The definitions for backwards compatible and forwards compatible contracts are straightforward:
  • A new version of a contract that continues to support consumers designed to work with the old version of the contract is considered to be Backwards Compatible

  • A contract that is designed to support unknown future consumers is considered to be Forwards Compatible
Backwards compatibility is typically achieved by using optional schema components, while forwards compatibility is typically achieved by using schema wildcards. What can be confusing is that schema compatibility is strictly defined as being between message sender and receiver, while it now is more common to talk about service consumers and service providers.


The correct definition of forwards compatible schemas as defined by David Orchard is this: "In schema terms, this is when a schema processor with an older schema can process and validate an instance that is valid against a newer schema". Backwards compatibility means that a new version of a receiver can be rolled out so it does not break existing senders. Forwards compatibility means that an older version of a receiver can consume newer messages and not break.

The confusion is caused when applying this message based definition to services, as service operations typically are both receivers and senders of messages. Most services should be designed to support both backwards and forwards compatible messages. But are the services themselves backwards or forwards compatible?

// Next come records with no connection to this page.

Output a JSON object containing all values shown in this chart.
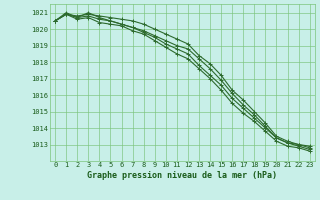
{
  "x": [
    0,
    1,
    2,
    3,
    4,
    5,
    6,
    7,
    8,
    9,
    10,
    11,
    12,
    13,
    14,
    15,
    16,
    17,
    18,
    19,
    20,
    21,
    22,
    23
  ],
  "line1": [
    1020.5,
    1021.0,
    1020.7,
    1021.0,
    1020.7,
    1020.5,
    1020.3,
    1020.1,
    1019.8,
    1019.5,
    1019.1,
    1018.8,
    1018.5,
    1017.8,
    1017.2,
    1016.6,
    1015.8,
    1015.2,
    1014.6,
    1014.0,
    1013.4,
    1013.1,
    1012.9,
    1012.7
  ],
  "line2": [
    1020.5,
    1020.9,
    1020.6,
    1020.7,
    1020.4,
    1020.3,
    1020.2,
    1019.9,
    1019.7,
    1019.3,
    1018.9,
    1018.5,
    1018.2,
    1017.6,
    1017.0,
    1016.3,
    1015.5,
    1014.9,
    1014.4,
    1013.8,
    1013.2,
    1012.9,
    1012.8,
    1012.6
  ],
  "line3": [
    1020.5,
    1020.9,
    1020.7,
    1020.8,
    1020.6,
    1020.5,
    1020.3,
    1020.1,
    1019.9,
    1019.6,
    1019.3,
    1019.0,
    1018.8,
    1018.2,
    1017.6,
    1016.9,
    1016.1,
    1015.4,
    1014.8,
    1014.1,
    1013.4,
    1013.1,
    1013.0,
    1012.8
  ],
  "line4": [
    1020.5,
    1020.9,
    1020.8,
    1020.9,
    1020.8,
    1020.7,
    1020.6,
    1020.5,
    1020.3,
    1020.0,
    1019.7,
    1019.4,
    1019.1,
    1018.4,
    1017.9,
    1017.2,
    1016.3,
    1015.7,
    1015.0,
    1014.3,
    1013.5,
    1013.2,
    1013.0,
    1012.9
  ],
  "ylim": [
    1012.0,
    1021.5
  ],
  "yticks": [
    1013,
    1014,
    1015,
    1016,
    1017,
    1018,
    1019,
    1020,
    1021
  ],
  "xlim": [
    -0.5,
    23.5
  ],
  "xticks": [
    0,
    1,
    2,
    3,
    4,
    5,
    6,
    7,
    8,
    9,
    10,
    11,
    12,
    13,
    14,
    15,
    16,
    17,
    18,
    19,
    20,
    21,
    22,
    23
  ],
  "line_color": "#2d6a2d",
  "bg_color": "#c8efe8",
  "grid_color": "#7bc47b",
  "xlabel": "Graphe pression niveau de la mer (hPa)",
  "xlabel_color": "#1a5c1a",
  "tick_color": "#1a5c1a",
  "marker": "+",
  "marker_size": 3,
  "line_width": 0.8,
  "tick_fontsize": 5.0,
  "xlabel_fontsize": 6.0
}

I define service compatibility this way:
  • A new version of a service that continues to support consumers designed to work with the old version of the service is considered to be Backwards Compatible

  • A service that is designed to support unknown future consumers is considered to be Forwards Compatible

Backwards and forwards compatible services use a combined “ignore unknown/missing” strategy, that is a combination of forwards and backwards contract (schema) compatibility. The following figures illustrates the definition of forwards and backwards services.

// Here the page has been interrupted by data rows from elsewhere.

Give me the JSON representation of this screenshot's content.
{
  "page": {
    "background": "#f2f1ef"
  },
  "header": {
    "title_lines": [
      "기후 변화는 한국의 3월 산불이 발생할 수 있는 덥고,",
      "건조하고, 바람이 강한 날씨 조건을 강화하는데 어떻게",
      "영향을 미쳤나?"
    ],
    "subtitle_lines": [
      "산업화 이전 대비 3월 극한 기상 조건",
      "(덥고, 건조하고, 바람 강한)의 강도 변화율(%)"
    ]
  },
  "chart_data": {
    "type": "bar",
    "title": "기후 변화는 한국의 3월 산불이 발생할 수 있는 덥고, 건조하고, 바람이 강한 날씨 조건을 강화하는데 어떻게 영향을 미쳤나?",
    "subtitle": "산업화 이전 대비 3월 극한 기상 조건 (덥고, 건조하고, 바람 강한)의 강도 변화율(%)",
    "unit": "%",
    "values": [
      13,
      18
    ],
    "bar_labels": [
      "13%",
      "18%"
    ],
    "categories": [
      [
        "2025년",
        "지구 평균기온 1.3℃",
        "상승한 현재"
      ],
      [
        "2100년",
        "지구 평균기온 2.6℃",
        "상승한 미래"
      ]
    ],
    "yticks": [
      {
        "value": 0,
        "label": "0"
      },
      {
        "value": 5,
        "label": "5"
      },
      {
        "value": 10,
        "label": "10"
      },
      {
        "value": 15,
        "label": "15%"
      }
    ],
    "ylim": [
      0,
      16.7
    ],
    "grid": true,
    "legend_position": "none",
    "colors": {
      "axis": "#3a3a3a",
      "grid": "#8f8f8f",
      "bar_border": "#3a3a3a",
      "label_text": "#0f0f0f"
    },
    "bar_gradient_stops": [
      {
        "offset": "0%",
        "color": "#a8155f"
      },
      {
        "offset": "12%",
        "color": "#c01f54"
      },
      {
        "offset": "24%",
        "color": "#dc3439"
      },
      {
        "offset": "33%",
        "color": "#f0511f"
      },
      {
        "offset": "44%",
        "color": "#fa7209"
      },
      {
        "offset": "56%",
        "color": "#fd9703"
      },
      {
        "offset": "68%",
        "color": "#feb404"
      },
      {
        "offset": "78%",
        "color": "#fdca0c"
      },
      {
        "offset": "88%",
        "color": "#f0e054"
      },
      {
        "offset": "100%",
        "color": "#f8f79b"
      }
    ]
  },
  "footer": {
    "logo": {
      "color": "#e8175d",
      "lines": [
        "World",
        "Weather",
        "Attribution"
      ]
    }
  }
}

As can be seen from the above figure, service backwards compatibility depends on the provider being able to validate the on-the-wire request XML against a newer schema version and the consumer being able to validate the response XML against an older schema version. The provider must be able to "ignore missing", while the consumer must be able to "ignore unknown".

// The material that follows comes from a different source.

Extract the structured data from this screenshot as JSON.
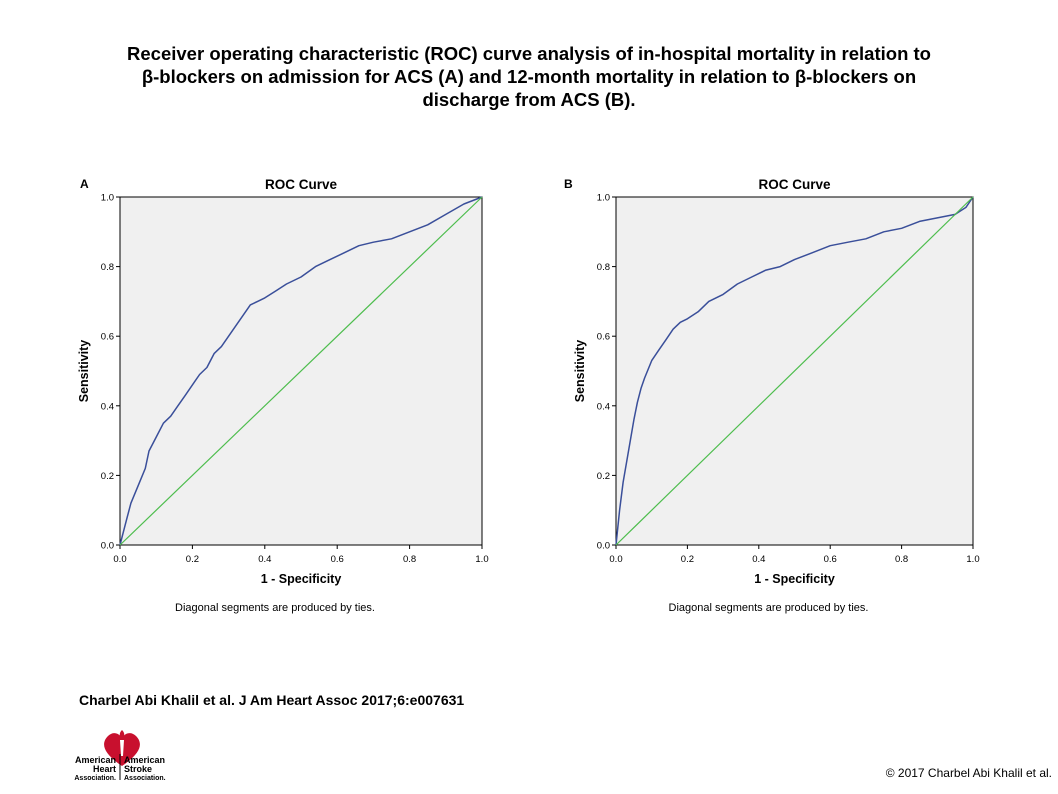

As can be seen from the above figure, service forwards compatibility depends on the provider being able to validate the on-the-wire request XML against an older schema version and the consumer being able to validate the response XML against a newer schema version. The provider must be able to "ignore unknown", while the consumer must be able to "ignore missing".

So my advice when talking about compatibility is, always make it clear if you're focusing on the contracts (message) or the services (provider). You can even talk about compatibility from the consumer perspective if you're bold enough. But please: never, ever talk about the service provider as the message consumer...

To add to the complexity of forwards compatibility, there are three types of forward:
  • Schema forward compatibilty
  • Service forward compatibilty
  • Routing forward compatibilty, a.k.a implicit versioning
In service version routing, the service endpoint accepts multiple versions of the contract (service virtualization) and then applies one of two routing policies:
  • Implicit version routing: forwards compatible service routing, where a message automatically is routed to the newest compatible version
  • Explicit version routing: traditional service routing, where each message is routed based on explicit version information in the message, typically a namespace

The implicit version routing policy is what our InfoQ article refers to as forwards compatible service versioning.

[UPDATE] More details on service vs schema compatibility.

Tuesday, December 09, 2008

Published on InfoQ: SOA Versioning

An article about "Contract Versioning, Compatibility & Composability" in service-oriented solutions that I've written together with Jean-Jaques Dubray has been published on InfoQ. It covers a lot of themes that I've written about in this blog, and focuses on the need for having a versioned common information model for the enterprise data that comprise the messages used in your business processes.